Elements from Noderer’s immediate environment in Chicago are often used and combined with marks and manifestations from other areas that he has either lived in or visited that resonate deeply for him — especially the land surrounding his beloved hometown area in Western Pennsylvania. “Painting is a way to externalize how all of my different influences color the way that I see the world that I live in…through these places I see something personally compelling, but I also see in them reflections of traditional American culture. I find the reflections of folk stories, music and painting in what I see around me. I want to express that connection through my work without being beholden to it. I feel as though I am a part of these traditions, an extension of them.”
Noderer’s ability to make epic statements about something as simple as one’s own backyard or windowsill is his goal and his accomplishment. So unmistakable is Noderer’s pleasure to actually be in the new settings he formulates that the invitation to partake of them, so genuinely offered, is so readily accepted.

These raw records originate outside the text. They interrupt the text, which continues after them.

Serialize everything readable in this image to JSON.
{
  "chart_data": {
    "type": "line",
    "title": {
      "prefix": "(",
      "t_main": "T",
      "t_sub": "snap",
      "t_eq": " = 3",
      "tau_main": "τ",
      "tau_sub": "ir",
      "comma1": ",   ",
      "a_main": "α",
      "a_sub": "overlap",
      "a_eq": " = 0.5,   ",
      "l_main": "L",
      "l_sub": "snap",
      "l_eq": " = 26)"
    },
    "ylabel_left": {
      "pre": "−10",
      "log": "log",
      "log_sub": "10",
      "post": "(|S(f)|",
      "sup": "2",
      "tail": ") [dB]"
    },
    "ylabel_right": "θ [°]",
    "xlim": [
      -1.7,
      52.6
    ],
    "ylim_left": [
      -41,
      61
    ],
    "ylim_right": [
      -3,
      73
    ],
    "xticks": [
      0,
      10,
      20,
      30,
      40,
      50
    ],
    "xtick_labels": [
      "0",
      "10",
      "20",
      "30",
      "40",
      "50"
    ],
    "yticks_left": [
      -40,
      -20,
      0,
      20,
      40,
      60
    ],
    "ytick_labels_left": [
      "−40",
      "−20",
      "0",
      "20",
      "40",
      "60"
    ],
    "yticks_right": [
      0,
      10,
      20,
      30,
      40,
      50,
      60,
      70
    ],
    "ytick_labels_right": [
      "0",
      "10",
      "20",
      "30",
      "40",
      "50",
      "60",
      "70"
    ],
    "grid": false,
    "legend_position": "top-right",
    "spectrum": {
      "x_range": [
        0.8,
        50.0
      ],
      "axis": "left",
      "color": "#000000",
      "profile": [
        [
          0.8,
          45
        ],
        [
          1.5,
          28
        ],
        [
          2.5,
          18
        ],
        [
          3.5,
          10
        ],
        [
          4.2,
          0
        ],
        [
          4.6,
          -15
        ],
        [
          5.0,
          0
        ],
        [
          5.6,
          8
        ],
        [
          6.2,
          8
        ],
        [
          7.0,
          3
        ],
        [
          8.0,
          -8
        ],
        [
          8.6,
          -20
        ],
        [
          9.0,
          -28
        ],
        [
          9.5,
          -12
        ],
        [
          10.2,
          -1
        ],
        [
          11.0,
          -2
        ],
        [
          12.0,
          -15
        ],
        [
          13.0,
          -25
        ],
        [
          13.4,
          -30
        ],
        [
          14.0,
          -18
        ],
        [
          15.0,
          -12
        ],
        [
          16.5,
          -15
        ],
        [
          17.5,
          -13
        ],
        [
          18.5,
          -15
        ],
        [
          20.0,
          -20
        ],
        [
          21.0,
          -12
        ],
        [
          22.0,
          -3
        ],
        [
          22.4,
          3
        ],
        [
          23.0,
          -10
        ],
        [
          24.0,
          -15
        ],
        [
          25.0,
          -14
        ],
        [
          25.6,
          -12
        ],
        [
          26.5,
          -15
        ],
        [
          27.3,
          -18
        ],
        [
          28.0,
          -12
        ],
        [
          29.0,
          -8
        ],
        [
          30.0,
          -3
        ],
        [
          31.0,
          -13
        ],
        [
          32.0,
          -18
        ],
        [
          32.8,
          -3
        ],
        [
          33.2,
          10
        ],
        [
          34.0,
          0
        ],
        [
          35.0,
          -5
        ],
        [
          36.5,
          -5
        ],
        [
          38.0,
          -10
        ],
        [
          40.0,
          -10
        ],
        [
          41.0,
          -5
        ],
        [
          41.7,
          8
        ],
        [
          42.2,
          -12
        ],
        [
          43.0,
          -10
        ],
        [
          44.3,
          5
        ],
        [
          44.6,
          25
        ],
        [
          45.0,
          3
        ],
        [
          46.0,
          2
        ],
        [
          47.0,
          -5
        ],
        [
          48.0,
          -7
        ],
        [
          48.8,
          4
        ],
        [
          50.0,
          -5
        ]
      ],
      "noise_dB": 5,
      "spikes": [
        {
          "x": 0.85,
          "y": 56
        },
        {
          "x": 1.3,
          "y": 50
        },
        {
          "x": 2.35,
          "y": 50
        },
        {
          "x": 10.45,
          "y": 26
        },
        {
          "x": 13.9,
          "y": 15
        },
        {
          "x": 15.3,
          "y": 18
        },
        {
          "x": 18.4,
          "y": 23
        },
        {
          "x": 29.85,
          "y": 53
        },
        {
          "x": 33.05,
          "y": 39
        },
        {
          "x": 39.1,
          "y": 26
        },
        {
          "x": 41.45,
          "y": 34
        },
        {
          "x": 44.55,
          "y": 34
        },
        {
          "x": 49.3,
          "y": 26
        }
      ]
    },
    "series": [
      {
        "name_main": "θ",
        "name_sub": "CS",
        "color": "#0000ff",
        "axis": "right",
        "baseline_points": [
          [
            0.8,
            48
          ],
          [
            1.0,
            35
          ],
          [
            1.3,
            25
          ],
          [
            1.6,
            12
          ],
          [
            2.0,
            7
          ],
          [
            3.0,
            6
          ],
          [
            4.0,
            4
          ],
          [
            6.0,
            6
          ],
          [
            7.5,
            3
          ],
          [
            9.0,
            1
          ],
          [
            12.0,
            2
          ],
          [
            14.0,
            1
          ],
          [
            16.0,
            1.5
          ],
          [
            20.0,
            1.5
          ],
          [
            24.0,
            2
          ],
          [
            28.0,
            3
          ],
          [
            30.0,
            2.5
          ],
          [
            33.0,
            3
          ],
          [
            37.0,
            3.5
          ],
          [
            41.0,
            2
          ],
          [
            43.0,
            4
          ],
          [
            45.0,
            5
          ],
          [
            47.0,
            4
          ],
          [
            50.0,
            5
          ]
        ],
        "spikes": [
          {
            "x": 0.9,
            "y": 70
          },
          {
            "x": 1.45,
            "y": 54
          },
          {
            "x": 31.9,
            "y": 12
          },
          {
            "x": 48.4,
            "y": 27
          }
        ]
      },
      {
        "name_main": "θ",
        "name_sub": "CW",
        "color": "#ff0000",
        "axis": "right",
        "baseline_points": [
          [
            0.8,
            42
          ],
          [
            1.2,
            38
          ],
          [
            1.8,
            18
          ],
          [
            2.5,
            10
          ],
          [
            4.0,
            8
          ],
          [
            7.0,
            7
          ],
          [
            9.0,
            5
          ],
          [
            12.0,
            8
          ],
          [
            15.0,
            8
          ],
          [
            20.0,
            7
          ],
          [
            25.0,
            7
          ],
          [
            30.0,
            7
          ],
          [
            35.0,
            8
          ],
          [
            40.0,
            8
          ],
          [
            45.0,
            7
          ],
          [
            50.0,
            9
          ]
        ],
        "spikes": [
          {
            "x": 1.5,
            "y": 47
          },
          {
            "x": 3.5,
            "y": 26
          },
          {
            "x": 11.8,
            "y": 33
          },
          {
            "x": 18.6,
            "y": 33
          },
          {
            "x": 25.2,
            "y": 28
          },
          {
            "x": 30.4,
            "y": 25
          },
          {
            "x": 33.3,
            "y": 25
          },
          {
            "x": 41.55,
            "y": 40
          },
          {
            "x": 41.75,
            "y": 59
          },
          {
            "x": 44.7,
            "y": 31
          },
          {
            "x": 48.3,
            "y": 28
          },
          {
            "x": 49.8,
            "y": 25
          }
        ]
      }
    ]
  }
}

Joseph Noderer received his BFA at Tyler School of Art in 2001 and his MFA at The School of the Art Institute in Chicago in 2006. Though just at the start of a promising career, his work is already in several prestigious private collections, as well as a recent acquisition by the Nerman Museum of Contemporary Art in Kansas City.

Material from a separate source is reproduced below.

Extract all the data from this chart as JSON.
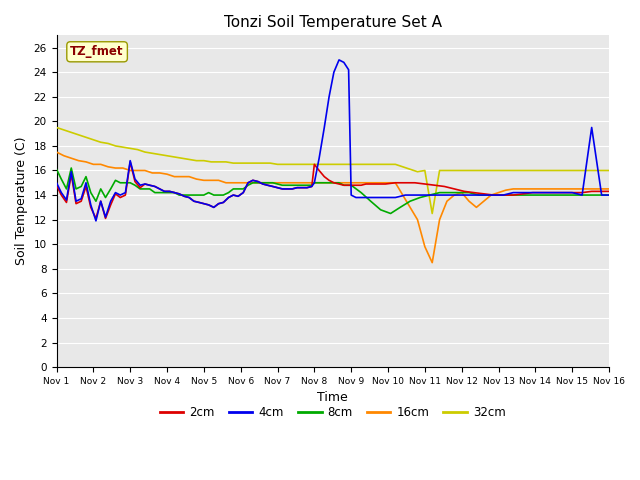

Exhibiting in the Project Space are collaborative works on paper by Nina Rizzo and Michelle Wasson. The overlap of the individual practice of both artists includes an investigation of architecture, imagined landscape, two-dimensional space, the relationship between the organic and the structural, science fiction, geometry and liquid materials. Trust replaced rules and each maker began these works on paper, traded them, finished some, or traded back again.